Os bonecos de pebolim, que são o grande chamariz do filme, não conseguem salvar a história. A interação entre Amadeo e os bonecos, e até mesmo entre os próprios bonecos, é muito fraca, chegando ao ponto de dar raiva da maneira como o time “vencedor” da mesa age em relação ao time que normalmente perde. Pode até ser que o plano aqui fosse chamar atenção para a rivalidade no futebol, mas acaba se tornando excessiva e irritante, tal como pode ser na vida real.

Com um roteiro que fará você lembrar de alguns filmes da Xuxa, Um Time show de bola passa a mensagem que se você não fizer nada com a sua vida (leia-se jogar pebolim o dia todo, ou quem sabe até mesmo video game) em algum momento, algo mágico poderá acontecer para te motivar a se tornar o herói da sua cidade.

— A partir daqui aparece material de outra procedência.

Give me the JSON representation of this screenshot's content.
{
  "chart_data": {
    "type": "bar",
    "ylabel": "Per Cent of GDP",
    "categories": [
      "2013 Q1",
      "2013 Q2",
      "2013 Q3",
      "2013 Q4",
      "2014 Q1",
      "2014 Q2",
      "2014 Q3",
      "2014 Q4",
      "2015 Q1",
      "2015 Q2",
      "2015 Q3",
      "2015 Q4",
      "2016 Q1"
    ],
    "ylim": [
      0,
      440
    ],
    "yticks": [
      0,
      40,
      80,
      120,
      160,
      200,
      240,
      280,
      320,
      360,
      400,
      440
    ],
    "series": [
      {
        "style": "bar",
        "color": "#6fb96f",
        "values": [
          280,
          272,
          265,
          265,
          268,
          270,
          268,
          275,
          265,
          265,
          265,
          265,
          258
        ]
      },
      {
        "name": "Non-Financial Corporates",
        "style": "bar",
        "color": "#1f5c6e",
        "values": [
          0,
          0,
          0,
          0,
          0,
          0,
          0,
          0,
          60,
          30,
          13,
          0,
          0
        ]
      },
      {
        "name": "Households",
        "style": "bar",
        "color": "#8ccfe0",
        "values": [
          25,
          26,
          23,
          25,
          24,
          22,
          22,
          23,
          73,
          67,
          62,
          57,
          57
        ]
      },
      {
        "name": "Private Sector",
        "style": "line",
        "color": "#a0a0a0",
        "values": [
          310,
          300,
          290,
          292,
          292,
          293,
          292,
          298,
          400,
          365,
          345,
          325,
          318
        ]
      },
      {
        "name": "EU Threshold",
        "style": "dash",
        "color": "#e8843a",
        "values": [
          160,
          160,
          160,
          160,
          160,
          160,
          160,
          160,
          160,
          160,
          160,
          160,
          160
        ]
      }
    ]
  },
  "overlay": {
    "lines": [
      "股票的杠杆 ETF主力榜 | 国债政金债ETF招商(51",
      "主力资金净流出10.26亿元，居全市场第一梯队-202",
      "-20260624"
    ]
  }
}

Não sendo essa a melhor opção de programa família para o final de semana, que tal dessa vez levar o seu filho/sobrinho/afilhado para um parque? Se a criança estiver com muita vontade de ver um desenho, alugue o Rei Leão para ela. Pode ser até que crianças com menos de 8 anos gostem bastante do filme, mas vamos combinar que você não precisa passar por isso.